Publication

Distinguishing Sitting and Standing Activities Using a Wearable Barometric Pressure Monitor

Résumé

Recent advancements in wearable inertial sensor technology have enabled extensive research into activity classification. However, the distinction between the sitting and standing activities using trunk-worn wearable monitoring systems remains challenging, calling for additional sources of information such as altitude change. The aim of this study is to demonstrate the suitability of barometric pressure, an absolute estimate of sensor altitude, for distinguishing between sitting and standing (STS), as part of a wearable system. This barometric pressure sensor, the MS5611-BA01 from Measurement Specialties (CH), was integrated in a comfortable, miniaturized wearable inertial sensor device suitable for improved long-term activity recognition. The time evolution of the different modalities is displayed in Figure 1. A pilot study was conducted with 7 healthy volunteers (6 Males and 1 Female / Age: 27.8±2.1 years / BMI: 23.9±4.5 / Height: 1.80±0.075 m).
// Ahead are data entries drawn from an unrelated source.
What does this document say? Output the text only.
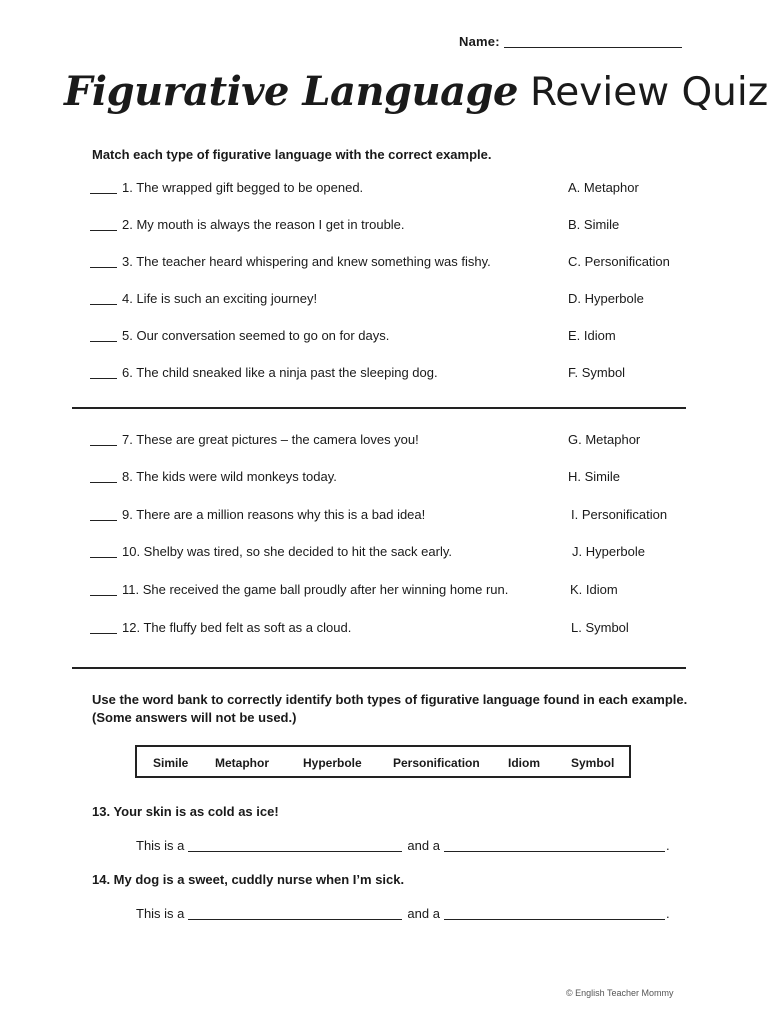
Name:
Figurative Language Review Quiz
Match each type of figurative language with the correct example.
1. The wrapped gift begged to be opened.
2. My mouth is always the reason I get in trouble.
3. The teacher heard whispering and knew something was fishy.
4. Life is such an exciting journey!
5. Our conversation seemed to go on for days.
6. The child sneaked like a ninja past the sleeping dog.
A. Metaphor
B. Simile
C. Personification
D. Hyperbole
E. Idiom
F. Symbol
7. These are great pictures – the camera loves you!
8. The kids were wild monkeys today.
9. There are a million reasons why this is a bad idea!
10. Shelby was tired, so she decided to hit the sack early.
11. She received the game ball proudly after her winning home run.
12. The fluffy bed felt as soft as a cloud.
G. Metaphor
H. Simile
I. Personification
J. Hyperbole
K. Idiom
L. Symbol
Use the word bank to correctly identify both types of figurative language found in each example. (Some answers will not be used.)
Simile Metaphor	Hyperbole	Personification Idiom	Symbol
13. Your skin is as cold as ice!
This is a	and a	.
14. My dog is a sweet, cuddly nurse when I’m sick.
This is a	and a	.
© English Teacher Mommy
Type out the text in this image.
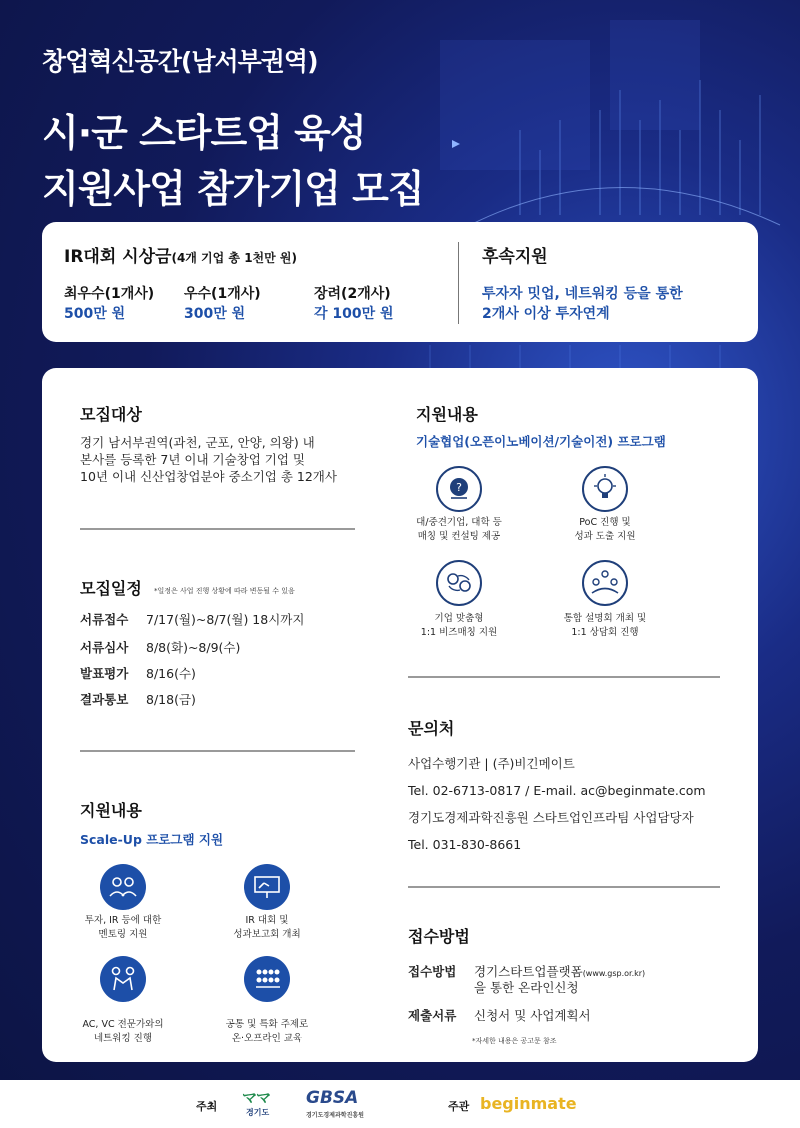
창업혁신공간(남서부권역)
시·군 스타트업 육성
지원사업 참가기업 모집
IR대회 시상금(4개 기업 총 1천만 원)
최우수(1개사)
500만 원
우수(1개사)
300만 원
장려(2개사)
각 100만 원
후속지원
투자자 밋업, 네트워킹 등을 통한
2개사 이상 투자연계
모집대상
경기 남서부권역(과천, 군포, 안양, 의왕) 내
본사를 등록한 7년 이내 기술창업 기업 및
10년 이내 신산업창업분야 중소기업 총 12개사
모집일정 *일정은 사업 진행 상황에 따라 변동될 수 있음
서류접수 7/17(월)~8/7(월) 18시까지
서류심사 8/8(화)~8/9(수)
발표평가 8/16(수)
결과통보 8/18(금)
지원내용
Scale-Up 프로그램 지원
투자, IR 등에 대한
멘토링 지원
IR 대회 및
성과보고회 개최
AC, VC 전문가와의
네트워킹 진행
공통 및 특화 주제로
온·오프라인 교육
지원내용
기술협업(오픈이노베이션/기술이전) 프로그램
?
대/중견기업, 대학 등
매칭 및 컨설팅 제공
PoC 진행 및
성과 도출 지원
기업 맞춤형
1:1 비즈매칭 지원
통합 설명회 개최 및
1:1 상담회 진행
문의처
사업수행기관 | (주)비긴메이트
Tel. 02-6713-0817 / E-mail. ac@beginmate.com
경기도경제과학진흥원 스타트업인프라팀 사업담당자
Tel. 031-830-8661
접수방법
접수방법 경기스타트업플랫폼(www.gsp.or.kr)
을 통한 온라인신청
제출서류 신청서 및 사업계획서
*자세한 내용은 공고문 참조
주최 ママ
경기도
GBSA
경기도경제과학진흥원
주관 beginmate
Subjects were recorded performing a set of activities of daily-life including static postures (e.g., sitting or standing), postural transitions (e.g sit-to-stand, stand-to-sit) and dynamic activities (walking, climbing up/down stairs) in both indoor and outdoor real-world conditions. It enabled discriminating actual STS transitions from stationary postures with accuracies of 99.5% and 98% using averaging windows of Δt_average =4.16s and Δt_average =0.32s respectively. It is also capable of completely discriminating between Sit-to-Stand and Stand-to-Sit transitions.